CPAI has higher volatility (7.96%) compared to MAGS (7.13%). In terms of maximum drawdown, CPAI dropped -21.46% vs MAGS's -29.91%.
On 1-year performance, CPAI leads with 41.30% vs 18.84% for MAGS. On fees, MAGS is cheaper at 0.29% per year. On volatility, MAGS has been the lower-risk option at 7.13%. The better choice depends on whether you care most about return, fees, risk, or income.
Over the 1-year period, CPAI has performed better with a 41.30% return vs 18.84%. Past performance does not guarantee future results, so compare this with risk, fees, and fund exposure.
MAGS is cheaper with a 0.29% expense ratio, compared with 0.75% for CPAI.
MAGS has the higher dividend yield at 1.55%, compared with 0.71% for CPAI.
CPAI is categorized as Mid Cap Blend Equities, while MAGS is Technology Equities. They also come from different issuers: Counterpoint Funds and Roundhill. Their fees differ too: 0.75% for CPAI and 0.29% for MAGS.
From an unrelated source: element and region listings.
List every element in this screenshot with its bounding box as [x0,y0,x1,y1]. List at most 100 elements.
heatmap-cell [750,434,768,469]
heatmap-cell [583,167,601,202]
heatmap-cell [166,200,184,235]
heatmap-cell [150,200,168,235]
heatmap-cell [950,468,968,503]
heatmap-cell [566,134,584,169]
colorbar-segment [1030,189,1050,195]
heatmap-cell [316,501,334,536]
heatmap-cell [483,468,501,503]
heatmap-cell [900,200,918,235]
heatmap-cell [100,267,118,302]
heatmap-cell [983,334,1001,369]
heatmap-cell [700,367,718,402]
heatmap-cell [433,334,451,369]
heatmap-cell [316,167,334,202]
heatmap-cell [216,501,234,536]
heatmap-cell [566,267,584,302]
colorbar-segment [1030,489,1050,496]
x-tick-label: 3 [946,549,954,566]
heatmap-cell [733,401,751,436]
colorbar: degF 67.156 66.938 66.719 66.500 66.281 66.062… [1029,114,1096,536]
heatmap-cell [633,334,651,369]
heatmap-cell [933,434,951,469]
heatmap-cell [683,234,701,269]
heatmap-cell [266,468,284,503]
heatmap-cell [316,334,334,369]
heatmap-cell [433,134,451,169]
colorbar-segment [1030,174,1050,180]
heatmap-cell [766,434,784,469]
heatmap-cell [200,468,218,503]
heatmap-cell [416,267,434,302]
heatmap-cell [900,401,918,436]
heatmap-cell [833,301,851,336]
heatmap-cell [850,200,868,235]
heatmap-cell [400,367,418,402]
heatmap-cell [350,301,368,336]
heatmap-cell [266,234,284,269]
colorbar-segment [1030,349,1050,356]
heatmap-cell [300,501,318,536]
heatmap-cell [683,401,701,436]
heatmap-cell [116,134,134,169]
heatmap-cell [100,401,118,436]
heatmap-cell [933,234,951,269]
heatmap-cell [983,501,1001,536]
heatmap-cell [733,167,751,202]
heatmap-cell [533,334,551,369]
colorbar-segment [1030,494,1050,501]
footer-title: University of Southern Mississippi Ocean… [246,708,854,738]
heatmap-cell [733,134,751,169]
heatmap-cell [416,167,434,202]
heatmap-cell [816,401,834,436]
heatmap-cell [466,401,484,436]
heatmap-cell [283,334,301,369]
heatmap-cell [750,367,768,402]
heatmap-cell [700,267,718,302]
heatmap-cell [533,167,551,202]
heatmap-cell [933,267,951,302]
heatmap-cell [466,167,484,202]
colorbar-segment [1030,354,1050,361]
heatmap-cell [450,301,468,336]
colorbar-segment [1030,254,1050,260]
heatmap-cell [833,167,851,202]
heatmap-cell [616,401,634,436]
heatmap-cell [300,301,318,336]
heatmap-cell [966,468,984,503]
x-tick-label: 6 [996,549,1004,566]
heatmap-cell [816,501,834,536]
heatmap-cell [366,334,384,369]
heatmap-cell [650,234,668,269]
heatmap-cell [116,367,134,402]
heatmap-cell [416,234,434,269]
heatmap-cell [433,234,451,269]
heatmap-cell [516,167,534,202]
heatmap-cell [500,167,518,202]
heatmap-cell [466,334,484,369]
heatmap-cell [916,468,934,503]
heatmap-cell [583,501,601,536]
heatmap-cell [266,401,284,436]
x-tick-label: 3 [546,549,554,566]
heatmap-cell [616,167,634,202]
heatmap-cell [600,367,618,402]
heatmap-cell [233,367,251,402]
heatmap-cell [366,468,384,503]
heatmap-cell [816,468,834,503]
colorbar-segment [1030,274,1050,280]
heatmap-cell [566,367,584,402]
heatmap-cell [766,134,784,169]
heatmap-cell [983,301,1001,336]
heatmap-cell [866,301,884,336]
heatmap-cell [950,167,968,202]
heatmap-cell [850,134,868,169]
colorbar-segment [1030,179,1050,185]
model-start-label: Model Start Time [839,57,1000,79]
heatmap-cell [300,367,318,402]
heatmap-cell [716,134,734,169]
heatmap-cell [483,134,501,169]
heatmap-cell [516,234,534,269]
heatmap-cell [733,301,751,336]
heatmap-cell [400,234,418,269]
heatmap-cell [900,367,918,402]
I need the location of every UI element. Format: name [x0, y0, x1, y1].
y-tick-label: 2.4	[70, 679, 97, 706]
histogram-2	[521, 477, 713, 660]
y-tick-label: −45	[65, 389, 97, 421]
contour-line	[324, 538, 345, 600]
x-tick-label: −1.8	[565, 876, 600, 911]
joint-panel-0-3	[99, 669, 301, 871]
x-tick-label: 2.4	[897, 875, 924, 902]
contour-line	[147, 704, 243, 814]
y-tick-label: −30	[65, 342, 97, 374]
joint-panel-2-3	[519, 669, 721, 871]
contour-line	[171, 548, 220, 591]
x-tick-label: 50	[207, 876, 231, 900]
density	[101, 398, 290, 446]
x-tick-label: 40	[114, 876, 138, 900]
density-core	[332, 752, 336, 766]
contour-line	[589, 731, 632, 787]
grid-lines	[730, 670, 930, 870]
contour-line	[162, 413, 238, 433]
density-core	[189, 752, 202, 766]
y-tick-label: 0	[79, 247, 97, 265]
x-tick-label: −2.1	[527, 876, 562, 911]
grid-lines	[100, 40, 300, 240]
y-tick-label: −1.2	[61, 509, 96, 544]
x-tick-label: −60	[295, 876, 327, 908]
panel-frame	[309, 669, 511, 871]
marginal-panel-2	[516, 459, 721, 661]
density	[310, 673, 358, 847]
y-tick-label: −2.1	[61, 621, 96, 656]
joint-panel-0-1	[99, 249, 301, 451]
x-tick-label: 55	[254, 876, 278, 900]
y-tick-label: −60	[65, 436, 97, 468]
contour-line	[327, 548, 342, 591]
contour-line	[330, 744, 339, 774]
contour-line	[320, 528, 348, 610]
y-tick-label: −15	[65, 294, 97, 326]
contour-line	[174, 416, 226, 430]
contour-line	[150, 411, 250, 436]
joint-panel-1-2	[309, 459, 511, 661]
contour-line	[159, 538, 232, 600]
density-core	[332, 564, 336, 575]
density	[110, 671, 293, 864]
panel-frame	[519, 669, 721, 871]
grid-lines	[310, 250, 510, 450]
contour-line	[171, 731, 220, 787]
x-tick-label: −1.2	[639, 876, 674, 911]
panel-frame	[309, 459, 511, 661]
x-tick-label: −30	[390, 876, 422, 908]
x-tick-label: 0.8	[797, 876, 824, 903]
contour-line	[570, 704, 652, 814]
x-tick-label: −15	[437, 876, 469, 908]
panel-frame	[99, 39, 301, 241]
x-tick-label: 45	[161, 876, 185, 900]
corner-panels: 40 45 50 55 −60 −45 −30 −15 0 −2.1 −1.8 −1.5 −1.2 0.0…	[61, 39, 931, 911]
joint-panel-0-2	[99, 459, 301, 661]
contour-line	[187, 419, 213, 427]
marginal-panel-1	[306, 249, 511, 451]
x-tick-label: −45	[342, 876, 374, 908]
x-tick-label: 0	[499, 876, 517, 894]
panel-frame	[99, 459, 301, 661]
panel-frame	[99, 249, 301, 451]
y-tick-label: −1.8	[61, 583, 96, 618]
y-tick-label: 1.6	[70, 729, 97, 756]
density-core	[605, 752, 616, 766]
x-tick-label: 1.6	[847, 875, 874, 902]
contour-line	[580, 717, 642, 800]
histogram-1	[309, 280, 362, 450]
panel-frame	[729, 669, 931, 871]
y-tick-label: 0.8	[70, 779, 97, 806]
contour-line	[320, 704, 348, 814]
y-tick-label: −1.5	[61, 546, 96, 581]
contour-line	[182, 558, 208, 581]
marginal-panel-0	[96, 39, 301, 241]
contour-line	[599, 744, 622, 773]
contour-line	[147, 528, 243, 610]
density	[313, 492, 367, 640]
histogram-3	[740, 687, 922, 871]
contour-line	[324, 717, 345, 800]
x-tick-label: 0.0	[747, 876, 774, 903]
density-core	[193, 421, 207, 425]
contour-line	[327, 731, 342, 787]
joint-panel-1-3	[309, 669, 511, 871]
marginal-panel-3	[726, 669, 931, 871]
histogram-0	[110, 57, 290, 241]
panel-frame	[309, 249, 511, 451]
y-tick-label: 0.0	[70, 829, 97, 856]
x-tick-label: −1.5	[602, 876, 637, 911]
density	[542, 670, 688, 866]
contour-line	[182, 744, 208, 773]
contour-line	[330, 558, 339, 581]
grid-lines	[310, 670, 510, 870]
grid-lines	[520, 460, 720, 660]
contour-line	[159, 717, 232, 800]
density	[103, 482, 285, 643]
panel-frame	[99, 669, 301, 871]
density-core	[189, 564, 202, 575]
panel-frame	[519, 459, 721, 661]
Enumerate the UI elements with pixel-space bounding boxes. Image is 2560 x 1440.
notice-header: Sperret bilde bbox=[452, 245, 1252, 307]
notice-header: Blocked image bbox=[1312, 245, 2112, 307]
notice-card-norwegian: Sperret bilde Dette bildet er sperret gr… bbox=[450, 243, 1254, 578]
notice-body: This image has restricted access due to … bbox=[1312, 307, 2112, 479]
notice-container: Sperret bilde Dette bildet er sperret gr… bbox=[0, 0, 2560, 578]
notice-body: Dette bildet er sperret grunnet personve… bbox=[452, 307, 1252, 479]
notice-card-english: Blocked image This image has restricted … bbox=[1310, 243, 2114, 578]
CPAI currently has the higher Sharpe Ratio (2.16 vs 0.92), meaning it's delivered slightly more return per unit of risk over the trailing 12 months. However, this ranking shifts over time - use the Risk/Return Score above for a more comprehensive view that combines Sharpe, Sortino, and other measures used by quantitative funds.